We fix $\Omega$ and let $G$ be an algebra on $\Omega$. I'm trying to prove below result. Could you please have a check on my attempt?
Theorem: Let $M(G)$ be the smallest monotone class containing $G$ and $\lambda(G)$ the smallest $\lambda$-system (on $\Omega$) that contains $G$. Then $M(G) = \lambda(G)$.
My attempt:
- $\lambda (G)$ is a monotone class.
Let $(A_n) \subset \lambda (G)$ such that $A_n \subset A_{n+1}$. Let $B_n := A_{n+1} \setminus A_n$. Because $\lambda (G)$ is a $\lambda$-system, we get $B_n \in \lambda (G)$. Clearly, $(B_n)$ is pairwise disjoint. Then $\bigcup B_n \in \lambda (G)$. This implies $\bigcup A_n = \bigcup B_n \in \lambda (G)$. By symmetry, if $(A_n) \subset \lambda (G)$ such that $A_n \supset A_{n+1}$ then $\bigcap A_n \in \lambda (G)$.
- $M(G)$ is a $\lambda$-system.
Because $G$ is an algebra on $\Omega$, we get $\Omega \in G$ and thus $\Omega \in M(G)$.
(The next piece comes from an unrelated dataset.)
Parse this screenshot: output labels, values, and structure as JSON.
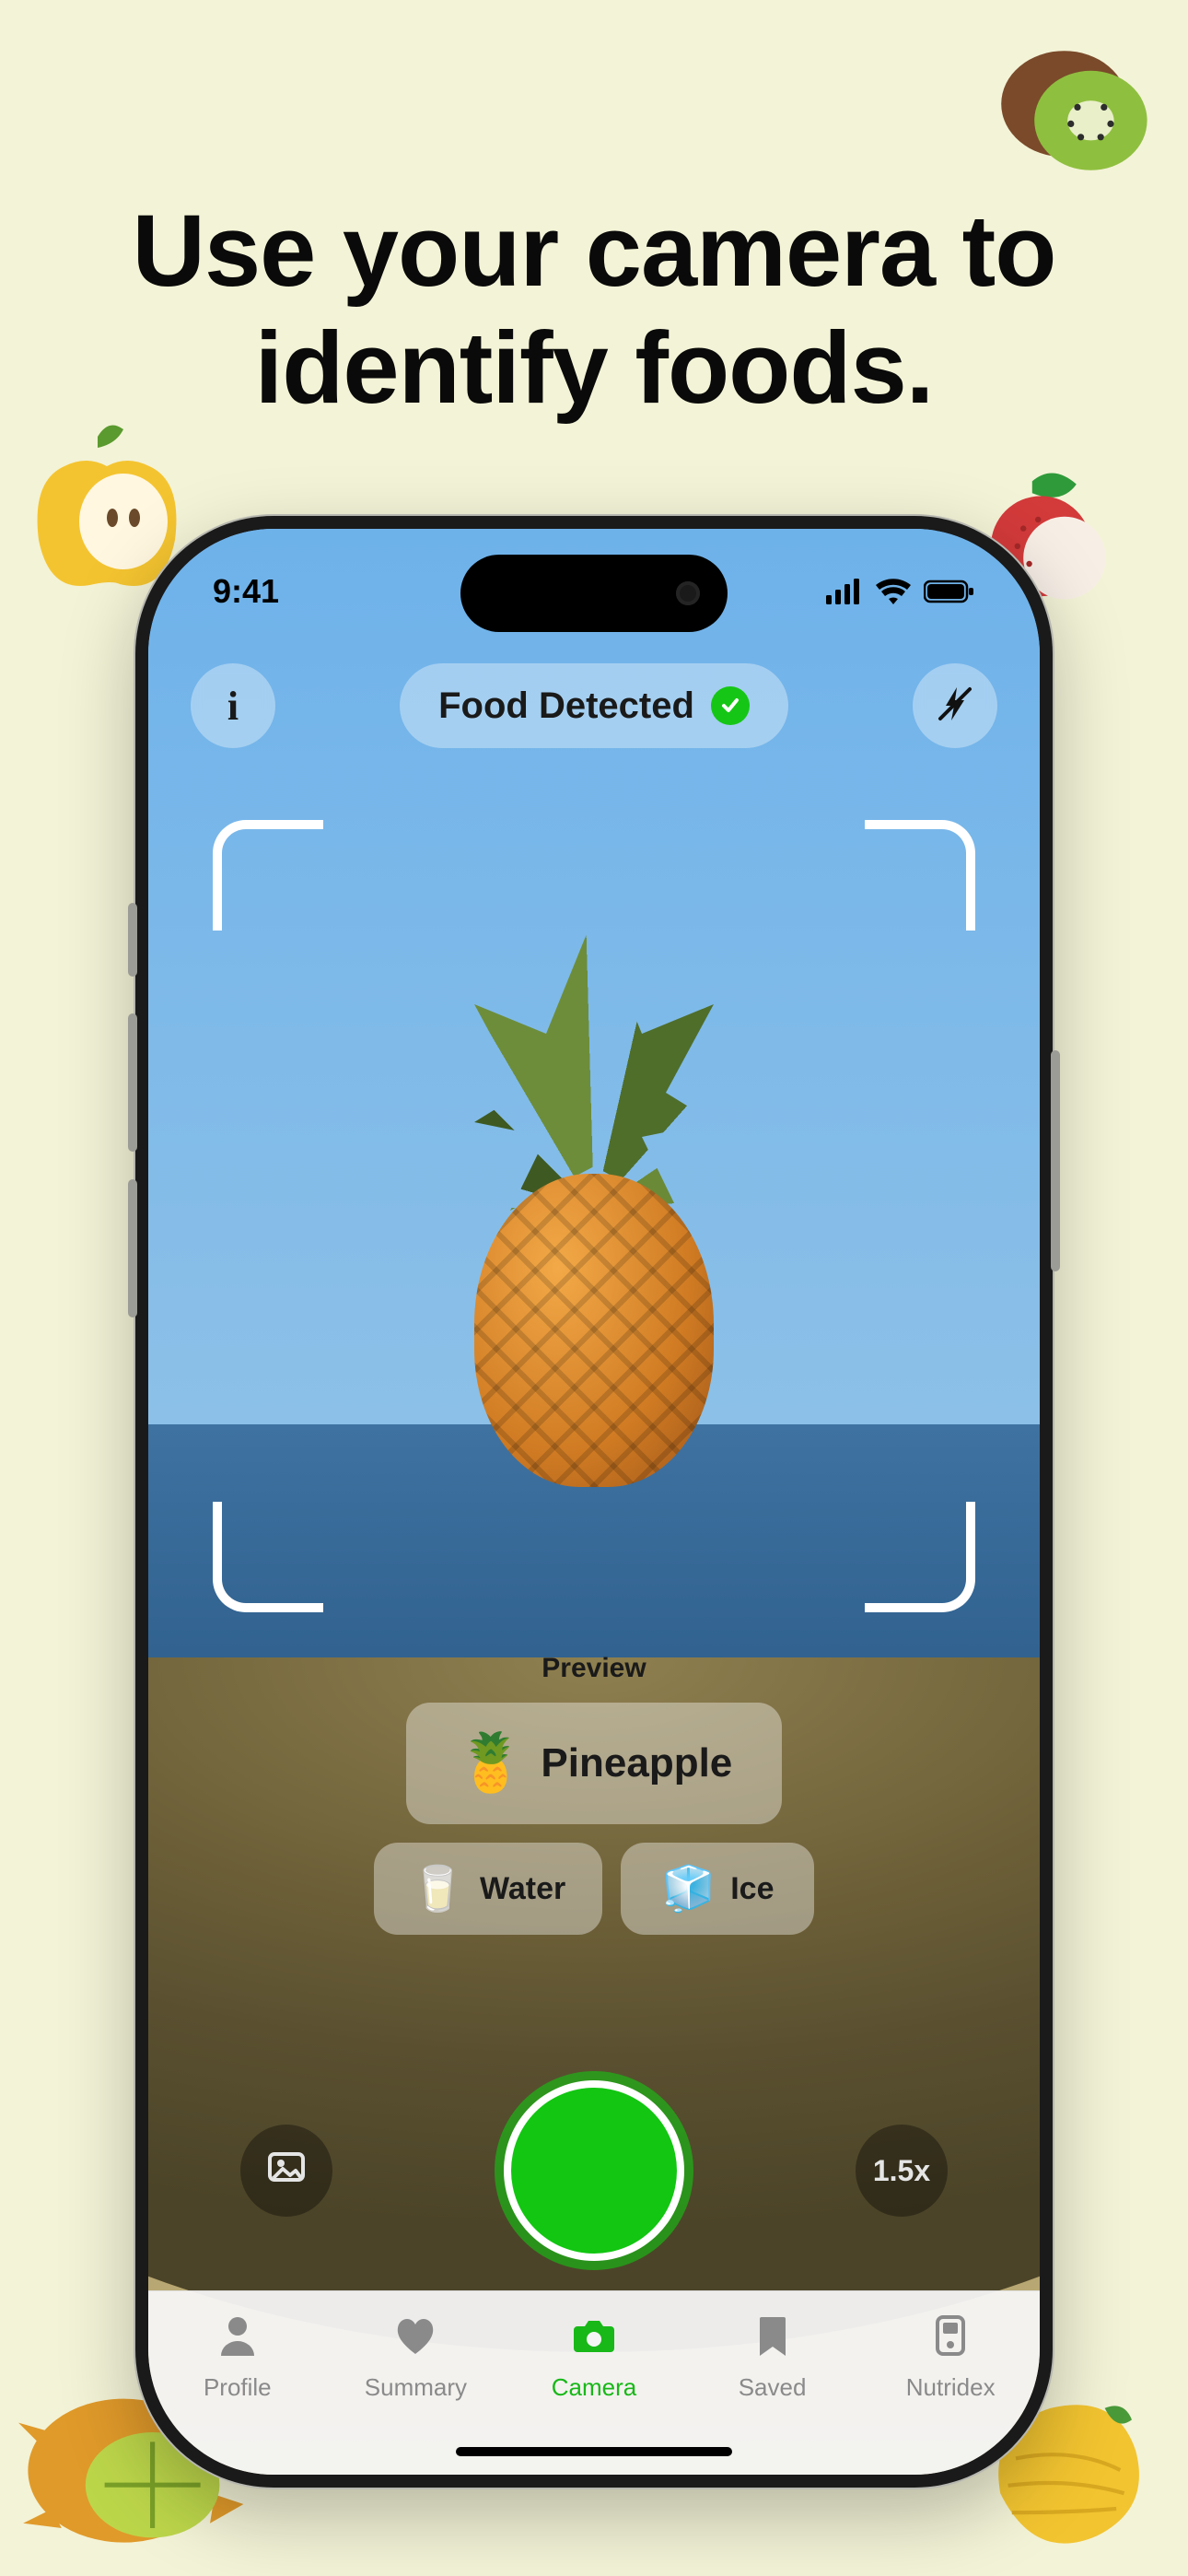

Let $\mathcal A := \{A \in M(G) \mid A^c \in M(G)\}$. Because $G$ is an algebra, we get that $G \subset \mathcal A$. Also, we can verify easily that $\mathcal A$ is a monotone class. Hence $\mathcal A = M(G)$.
Now we fix $B \in G$ and let $\mathcal A_B := \{A \in M(G) \mid A \cap B \in M(G)\}$. It's easy to see that $\mathcal A_B$ is a monotone class containing $G$. Hence $\mathcal A_B = M(G)$
Now we fix $B \in M(G)$ and let $\mathcal A_B := \{A \in M(G) \mid A \cap B \in M(G)\}$. If $A \in G$, then $\mathcal A_A = M(G)$ and thus $A \cap B \in M(G)$ and thus $A \in \mathcal A_B$. This means $\mathcal A_B$ contains $G$. It's easy to verify that $\mathcal A_B$ is a monotone class. Hence $\mathcal A_B = M(G)$.
This completes the proof.